MagTape is a Policy-as-Code tool for Kubernetes that allows for evaluating Kubernetes resources against a set of defined policies to inform and enforce best practice configurations. MagTape includes variable policy enforcement, notifications, and targeted metrics.

MagTape builds on the Kubernetes Admission Webhook concept and uses Open Policy Agent (OPA) for its generic policy language and engine.

Our goal with MagTape is to show an example of wrapping additional business logic and features around OPA's core, not to be a competitor. While MagTape is not primarily meant to be a security tool, it can easily enforce security policy.

Overview

MagTape examines kubernetes objects against a set of defined policies (best practice configurations/security concepts) and can deny/alert on objects that fail policy checks. The webhook is written in Python using the Flask framework.

Prereqs

A modern version of Kubernetes with the admissionregistration.k8s.io API enabled. Verify that by the following command:

$ kubectl api-versions | grep admissionregistration.k8s.io

The result should be:

admissionregistration.k8s.io/v1beta1

In addition, the MutatingAdmissionWebhook and ValidatingAdmissionWebhook admission controllers should be added and listed in the correct order in the admission-control flag of kube-apiserver.

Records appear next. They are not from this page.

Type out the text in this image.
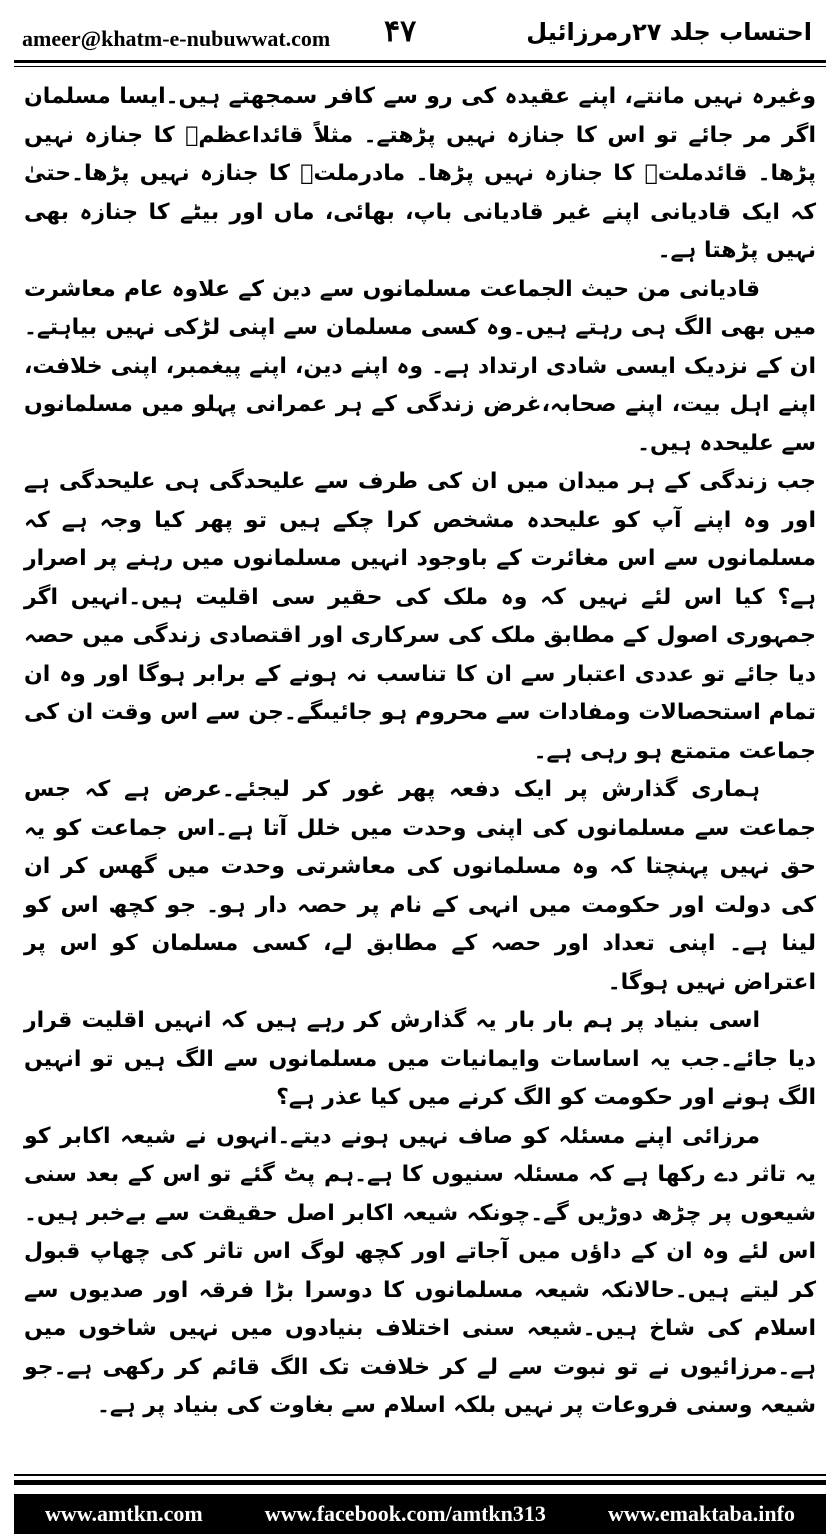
ameer@khatm-e-nubuwwat.com ۴۷	احتساب جلد ۲۷رمرزائیل

وغیرہ نہیں مانتے، اپنے عقیدہ کی رو سے کافر سمجھتے ہیں۔ایسا مسلمان اگر مر جائے تو اس کا جنازہ نہیں پڑھتے۔ مثلاً قائداعظمؒ کا جنازہ نہیں پڑھا۔ قائدملتؒ کا جنازہ نہیں پڑھا۔ مادرملتؒ کا جنازہ نہیں پڑھا۔حتیٰ کہ ایک قادیانی اپنے غیر قادیانی باپ، بھائی، ماں اور بیٹے کا جنازہ بھی نہیں پڑھتا ہے۔

قادیانی من حیث الجماعت مسلمانوں سے دین کے علاوہ عام معاشرت میں بھی الگ ہی رہتے ہیں۔وہ کسی مسلمان سے اپنی لڑکی نہیں بیاہتے۔ان کے نزدیک ایسی شادی ارتداد ہے۔ وہ اپنے دین، اپنے پیغمبر، اپنی خلافت، اپنے اہل بیت، اپنے صحابہ،غرض زندگی کے ہر عمرانی پہلو میں مسلمانوں سے علیحدہ ہیں۔

جب زندگی کے ہر میدان میں ان کی طرف سے علیحدگی ہی علیحدگی ہے اور وہ اپنے آپ کو علیحدہ مشخص کرا چکے ہیں تو پھر کیا وجہ ہے کہ مسلمانوں سے اس مغائرت کے باوجود انہیں مسلمانوں میں رہنے پر اصرار ہے؟ کیا اس لئے نہیں کہ وہ ملک کی حقیر سی اقلیت ہیں۔انہیں اگر جمہوری اصول کے مطابق ملک کی سرکاری اور اقتصادی زندگی میں حصہ دیا جائے تو عددی اعتبار سے ان کا تناسب نہ ہونے کے برابر ہوگا اور وہ ان تمام استحصالات ومفادات سے محروم ہو جائیںگے۔جن سے اس وقت ان کی جماعت متمتع ہو رہی ہے۔

ہماری گذارش پر ایک دفعہ پھر غور کر لیجئے۔عرض ہے کہ جس جماعت سے مسلمانوں کی اپنی وحدت میں خلل آتا ہے۔اس جماعت کو یہ حق نہیں پہنچتا کہ وہ مسلمانوں کی معاشرتی وحدت میں گھس کر ان کی دولت اور حکومت میں انہی کے نام پر حصہ دار ہو۔ جو کچھ اس کو لینا ہے۔ اپنی تعداد اور حصہ کے مطابق لے، کسی مسلمان کو اس پر اعتراض نہیں ہوگا۔

اسی بنیاد پر ہم بار بار یہ گذارش کر رہے ہیں کہ انہیں اقلیت قرار دیا جائے۔جب یہ اساسات وایمانیات میں مسلمانوں سے الگ ہیں تو انہیں الگ ہونے اور حکومت کو الگ کرنے میں کیا عذر ہے؟

مرزائی اپنے مسئلہ کو صاف نہیں ہونے دیتے۔انہوں نے شیعہ اکابر کو یہ تاثر دے رکھا ہے کہ مسئلہ سنیوں کا ہے۔ہم پٹ گئے تو اس کے بعد سنی شیعوں پر چڑھ دوڑیں گے۔چونکہ شیعہ اکابر اصل حقیقت سے بےخبر ہیں۔اس لئے وہ ان کے داؤں میں آجاتے اور کچھ لوگ اس تاثر کی چھاپ قبول کر لیتے ہیں۔حالانکہ شیعہ مسلمانوں کا دوسرا بڑا فرقہ اور صدیوں سے اسلام کی شاخ ہیں۔شیعہ سنی اختلاف بنیادوں میں نہیں شاخوں میں ہے۔مرزائیوں نے تو نبوت سے لے کر خلافت تک الگ قائم کر رکھی ہے۔جو شیعہ وسنی فروعات پر نہیں بلکہ اسلام سے بغاوت کی بنیاد پر ہے۔

www.amtkn.com	www.facebook.com/amtkn313	www.emaktaba.info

NOTE: MagTape has been tested and is known to work for Kubernetes versions 1.13+ on various Distros/Cloud Providers (DOKS, GKE, EKS, AKS, PKS, and KinD)

Permissions

MagTape requires cluster-admin permissions to deploy to Kubernetes since it requires access to create/read/update/delete cluster scoped resources (ValidatingWebhookConfigurations, Events, etc.)

MagTape's default RBAC permissions include get, list, and watch access to Secret resources across all namespaces in the cluster. This is to allow for lookup of user-defined Slack Incoming Webhook URL's. If this feature is not needed. the magtape-read ClusterRole can be adjusted to remove these permissions.

Quickstart

You can use the following command to install MagTape and the example policies from this repo with sane defaults. This won't have all features turned on as they require more configuration up front. Please see the Advanced Install section for more details.

NOTE: The quickstart installation is not meant for production use. Please read through the Advanced Install and Cautions sections, and as always, use your best judgement when configuring MagTape for production scenarios.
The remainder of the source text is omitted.